Sorgfältig durchgeführte Analysearbeiten der SBB zeigten auf, dass zum Zeitpunkt der Betriebsaufnahme aufgrund der vorhandenen Schwachstellen keine kurz- und mittelfristig untragbaren Risiken zu verzeichnen gewesen seien.

Keine relevanten Unfallrisiken

Zudem seien die Risiken aus Sicht der ICT-Security auf den Bereich der Verfügbarkeit des Tunnels beschränkt, schreibt die EFK weiter. Auch hinsichtlich der Betriebssicherheit, etwa Unfallrisiken mit Personenschäden, habe die Analyse keine relevanten Gefährdungen festgestellt.

Die EFK stellt in ihrem Bericht fest, dass die ICT-Security-Risiken erst spät im Projekt systematisch behandelt wurden. Die Risikoanalyse sei aber methodisch in sachgemässer Weise durchgeführt und dokumentiert worden.

Risiko von zusätzlichen Kosten

Die AlpTransit Gotthard AG und die SBB hätten den Fortschritt der Verbesserungsmassnahmen allerdings anders beurteilt, was auf unterschiedliche Beurteilungsgrundlagen seitens der SBB und der ATG zurückgeführt wird. Aus der Sicht der EFK besteht dadurch ein Risiko zusätzlicher Kosten wie auch eine Quelle für Verzögerungen.

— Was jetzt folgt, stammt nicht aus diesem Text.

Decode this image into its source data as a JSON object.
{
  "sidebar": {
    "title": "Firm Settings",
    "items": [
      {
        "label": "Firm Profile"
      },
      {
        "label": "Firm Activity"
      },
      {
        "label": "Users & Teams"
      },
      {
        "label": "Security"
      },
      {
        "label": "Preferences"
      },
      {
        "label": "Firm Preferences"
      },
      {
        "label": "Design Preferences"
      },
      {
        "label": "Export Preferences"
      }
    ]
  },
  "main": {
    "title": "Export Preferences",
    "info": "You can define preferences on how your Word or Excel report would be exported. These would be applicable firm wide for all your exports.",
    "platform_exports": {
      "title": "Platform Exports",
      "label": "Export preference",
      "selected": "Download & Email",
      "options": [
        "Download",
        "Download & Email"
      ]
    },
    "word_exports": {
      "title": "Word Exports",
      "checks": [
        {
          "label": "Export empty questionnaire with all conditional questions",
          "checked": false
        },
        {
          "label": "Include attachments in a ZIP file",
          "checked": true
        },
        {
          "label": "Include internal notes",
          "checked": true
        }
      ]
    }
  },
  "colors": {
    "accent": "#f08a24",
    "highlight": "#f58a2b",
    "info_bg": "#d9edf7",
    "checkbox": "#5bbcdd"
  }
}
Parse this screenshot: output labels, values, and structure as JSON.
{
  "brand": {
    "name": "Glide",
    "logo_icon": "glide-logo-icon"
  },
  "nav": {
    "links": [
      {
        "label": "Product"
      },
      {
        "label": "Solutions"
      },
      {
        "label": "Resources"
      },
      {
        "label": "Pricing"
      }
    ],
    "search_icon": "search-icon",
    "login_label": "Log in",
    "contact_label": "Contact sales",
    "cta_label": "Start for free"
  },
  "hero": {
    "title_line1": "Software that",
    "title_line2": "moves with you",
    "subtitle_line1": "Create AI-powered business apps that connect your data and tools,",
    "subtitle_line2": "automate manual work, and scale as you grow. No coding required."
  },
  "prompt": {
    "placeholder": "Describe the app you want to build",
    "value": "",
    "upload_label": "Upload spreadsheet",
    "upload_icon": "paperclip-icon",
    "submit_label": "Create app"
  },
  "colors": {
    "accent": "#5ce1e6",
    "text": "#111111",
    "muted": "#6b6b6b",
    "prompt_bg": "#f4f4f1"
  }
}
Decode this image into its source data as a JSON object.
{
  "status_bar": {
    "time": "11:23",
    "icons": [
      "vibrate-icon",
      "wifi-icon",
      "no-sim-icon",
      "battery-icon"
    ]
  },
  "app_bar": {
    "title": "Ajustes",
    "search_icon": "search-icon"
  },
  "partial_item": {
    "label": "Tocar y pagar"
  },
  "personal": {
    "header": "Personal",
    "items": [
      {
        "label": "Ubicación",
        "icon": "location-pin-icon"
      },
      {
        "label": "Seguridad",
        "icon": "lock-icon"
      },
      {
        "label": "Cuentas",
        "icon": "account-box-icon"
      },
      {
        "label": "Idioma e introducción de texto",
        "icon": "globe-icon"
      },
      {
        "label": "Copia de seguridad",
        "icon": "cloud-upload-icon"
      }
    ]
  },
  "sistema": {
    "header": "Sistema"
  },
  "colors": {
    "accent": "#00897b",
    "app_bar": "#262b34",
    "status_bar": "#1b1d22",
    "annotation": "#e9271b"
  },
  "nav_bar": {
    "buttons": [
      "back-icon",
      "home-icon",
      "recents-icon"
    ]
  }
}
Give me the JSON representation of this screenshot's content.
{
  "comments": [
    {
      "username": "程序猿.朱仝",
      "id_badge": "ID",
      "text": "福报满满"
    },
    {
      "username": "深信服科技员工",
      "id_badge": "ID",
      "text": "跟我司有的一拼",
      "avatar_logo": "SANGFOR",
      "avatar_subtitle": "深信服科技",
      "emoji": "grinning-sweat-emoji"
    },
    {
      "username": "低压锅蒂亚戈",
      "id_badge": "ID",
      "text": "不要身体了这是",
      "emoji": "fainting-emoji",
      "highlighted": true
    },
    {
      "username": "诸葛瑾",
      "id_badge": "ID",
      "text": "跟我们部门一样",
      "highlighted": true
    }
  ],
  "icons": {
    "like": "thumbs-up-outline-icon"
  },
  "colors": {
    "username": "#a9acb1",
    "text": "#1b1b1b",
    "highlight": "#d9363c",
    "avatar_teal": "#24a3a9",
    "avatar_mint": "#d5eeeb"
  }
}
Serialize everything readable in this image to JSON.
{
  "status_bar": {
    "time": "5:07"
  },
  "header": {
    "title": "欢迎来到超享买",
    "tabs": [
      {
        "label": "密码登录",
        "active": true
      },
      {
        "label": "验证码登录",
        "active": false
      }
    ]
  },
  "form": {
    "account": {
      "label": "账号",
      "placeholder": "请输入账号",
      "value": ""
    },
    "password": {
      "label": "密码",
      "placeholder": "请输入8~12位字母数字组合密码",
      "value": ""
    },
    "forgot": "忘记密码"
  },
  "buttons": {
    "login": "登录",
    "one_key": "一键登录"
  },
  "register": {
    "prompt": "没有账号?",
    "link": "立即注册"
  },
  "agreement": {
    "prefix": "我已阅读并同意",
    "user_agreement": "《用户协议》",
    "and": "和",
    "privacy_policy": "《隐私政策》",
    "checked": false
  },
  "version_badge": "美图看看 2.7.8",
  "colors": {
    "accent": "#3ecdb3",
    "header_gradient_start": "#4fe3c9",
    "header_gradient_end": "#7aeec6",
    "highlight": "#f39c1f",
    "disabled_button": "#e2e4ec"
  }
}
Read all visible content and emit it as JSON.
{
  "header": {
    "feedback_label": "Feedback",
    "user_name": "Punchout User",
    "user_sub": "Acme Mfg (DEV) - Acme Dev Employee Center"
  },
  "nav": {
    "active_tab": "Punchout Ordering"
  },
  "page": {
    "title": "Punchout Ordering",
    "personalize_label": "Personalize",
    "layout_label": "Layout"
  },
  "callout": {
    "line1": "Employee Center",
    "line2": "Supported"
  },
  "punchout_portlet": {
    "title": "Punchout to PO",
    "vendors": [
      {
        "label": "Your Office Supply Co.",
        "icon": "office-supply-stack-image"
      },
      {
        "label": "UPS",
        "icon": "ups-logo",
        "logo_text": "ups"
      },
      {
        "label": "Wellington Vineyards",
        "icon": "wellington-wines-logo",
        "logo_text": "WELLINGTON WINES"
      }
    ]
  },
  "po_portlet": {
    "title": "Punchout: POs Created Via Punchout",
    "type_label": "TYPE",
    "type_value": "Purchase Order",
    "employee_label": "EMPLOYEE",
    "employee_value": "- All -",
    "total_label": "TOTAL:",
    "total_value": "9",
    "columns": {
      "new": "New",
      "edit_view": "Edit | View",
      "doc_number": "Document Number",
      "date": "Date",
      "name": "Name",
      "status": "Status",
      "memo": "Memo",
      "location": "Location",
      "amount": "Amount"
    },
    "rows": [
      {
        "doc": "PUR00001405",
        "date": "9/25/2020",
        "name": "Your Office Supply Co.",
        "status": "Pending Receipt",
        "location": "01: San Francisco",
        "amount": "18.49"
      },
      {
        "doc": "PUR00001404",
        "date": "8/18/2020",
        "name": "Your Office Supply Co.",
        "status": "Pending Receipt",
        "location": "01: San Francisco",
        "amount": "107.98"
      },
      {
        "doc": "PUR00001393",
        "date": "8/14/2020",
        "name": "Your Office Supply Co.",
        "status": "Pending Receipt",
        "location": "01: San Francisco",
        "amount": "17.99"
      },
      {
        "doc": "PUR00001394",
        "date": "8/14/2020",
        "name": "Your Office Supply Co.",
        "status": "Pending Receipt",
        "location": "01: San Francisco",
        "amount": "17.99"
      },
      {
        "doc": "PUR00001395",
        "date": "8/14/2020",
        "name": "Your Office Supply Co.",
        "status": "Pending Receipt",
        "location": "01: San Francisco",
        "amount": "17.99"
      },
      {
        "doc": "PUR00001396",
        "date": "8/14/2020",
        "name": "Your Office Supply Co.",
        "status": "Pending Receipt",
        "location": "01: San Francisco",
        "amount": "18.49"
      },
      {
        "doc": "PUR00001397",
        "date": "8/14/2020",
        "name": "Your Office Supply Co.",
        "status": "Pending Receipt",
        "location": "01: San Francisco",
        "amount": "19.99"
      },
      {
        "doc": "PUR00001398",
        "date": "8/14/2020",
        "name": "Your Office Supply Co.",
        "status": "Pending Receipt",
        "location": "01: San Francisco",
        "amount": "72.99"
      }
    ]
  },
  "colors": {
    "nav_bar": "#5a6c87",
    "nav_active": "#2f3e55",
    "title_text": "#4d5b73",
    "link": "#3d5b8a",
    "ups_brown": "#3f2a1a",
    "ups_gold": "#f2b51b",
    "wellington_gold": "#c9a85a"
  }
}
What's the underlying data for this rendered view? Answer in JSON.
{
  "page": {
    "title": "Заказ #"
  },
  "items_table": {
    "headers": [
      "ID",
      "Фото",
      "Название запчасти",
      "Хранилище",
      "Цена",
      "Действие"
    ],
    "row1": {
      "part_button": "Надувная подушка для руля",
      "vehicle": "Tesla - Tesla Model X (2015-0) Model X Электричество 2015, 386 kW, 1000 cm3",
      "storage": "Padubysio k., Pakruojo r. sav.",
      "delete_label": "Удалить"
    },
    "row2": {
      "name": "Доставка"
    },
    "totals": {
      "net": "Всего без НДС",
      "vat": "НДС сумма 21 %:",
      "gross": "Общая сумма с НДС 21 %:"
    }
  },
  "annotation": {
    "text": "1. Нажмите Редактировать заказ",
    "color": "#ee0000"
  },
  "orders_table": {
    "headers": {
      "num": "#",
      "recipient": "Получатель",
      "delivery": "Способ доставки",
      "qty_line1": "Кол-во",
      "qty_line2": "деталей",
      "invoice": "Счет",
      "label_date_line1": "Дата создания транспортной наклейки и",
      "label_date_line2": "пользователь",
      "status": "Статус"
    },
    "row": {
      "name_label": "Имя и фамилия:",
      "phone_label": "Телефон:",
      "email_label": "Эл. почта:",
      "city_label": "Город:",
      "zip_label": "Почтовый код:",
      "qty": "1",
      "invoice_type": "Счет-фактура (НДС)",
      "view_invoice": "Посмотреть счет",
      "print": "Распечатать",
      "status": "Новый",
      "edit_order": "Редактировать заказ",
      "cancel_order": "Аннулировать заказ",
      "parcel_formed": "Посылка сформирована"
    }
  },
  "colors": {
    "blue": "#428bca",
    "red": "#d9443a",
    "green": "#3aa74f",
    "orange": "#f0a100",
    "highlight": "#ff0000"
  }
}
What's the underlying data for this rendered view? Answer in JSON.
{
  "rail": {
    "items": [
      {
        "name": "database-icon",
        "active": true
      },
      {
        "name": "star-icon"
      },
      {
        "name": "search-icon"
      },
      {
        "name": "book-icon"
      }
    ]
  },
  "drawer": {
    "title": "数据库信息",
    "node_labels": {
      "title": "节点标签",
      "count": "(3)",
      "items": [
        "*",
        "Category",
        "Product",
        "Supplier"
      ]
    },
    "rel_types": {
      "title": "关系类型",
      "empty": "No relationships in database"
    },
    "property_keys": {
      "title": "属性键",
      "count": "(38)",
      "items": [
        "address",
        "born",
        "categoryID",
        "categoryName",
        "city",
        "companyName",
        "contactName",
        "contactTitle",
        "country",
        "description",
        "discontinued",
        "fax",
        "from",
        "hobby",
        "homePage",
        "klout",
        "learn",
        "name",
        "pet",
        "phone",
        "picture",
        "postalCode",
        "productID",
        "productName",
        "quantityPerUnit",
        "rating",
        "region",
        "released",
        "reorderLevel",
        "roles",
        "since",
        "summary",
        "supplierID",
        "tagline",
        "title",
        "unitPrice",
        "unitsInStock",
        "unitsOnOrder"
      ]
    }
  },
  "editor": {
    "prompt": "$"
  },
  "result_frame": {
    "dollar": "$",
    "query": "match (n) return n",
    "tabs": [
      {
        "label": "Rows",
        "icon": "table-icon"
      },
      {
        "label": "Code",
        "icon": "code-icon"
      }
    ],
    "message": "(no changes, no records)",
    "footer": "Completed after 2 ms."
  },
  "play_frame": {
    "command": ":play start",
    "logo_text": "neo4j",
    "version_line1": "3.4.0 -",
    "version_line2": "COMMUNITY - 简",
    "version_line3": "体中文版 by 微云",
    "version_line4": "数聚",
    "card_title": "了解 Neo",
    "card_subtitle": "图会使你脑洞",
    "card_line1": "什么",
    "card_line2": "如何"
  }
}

Die Aufsichtsbehörde empfiehlt deshalb dem Bundesamt für Verkehr (BAV), die Umsetzung der noch offenen Empfehlungen überwachen zu lassen.

Zudem soll das BAV sowohl für den Ceneri-Basistunnel wie auch für weitere grosse Bahnprojekte mit unterschiedlichem Ersteller und Betreiber eine Rolle beim Ersteller einfordern, welche die ICT-Security über alle Phasen des Projektes übergreifend verantwortet. Eine solche Rolle sollte auch bei Vorhaben in einer Projektorganisation eingefordert werden, bei denen der Ersteller und der Betreiber identisch sei.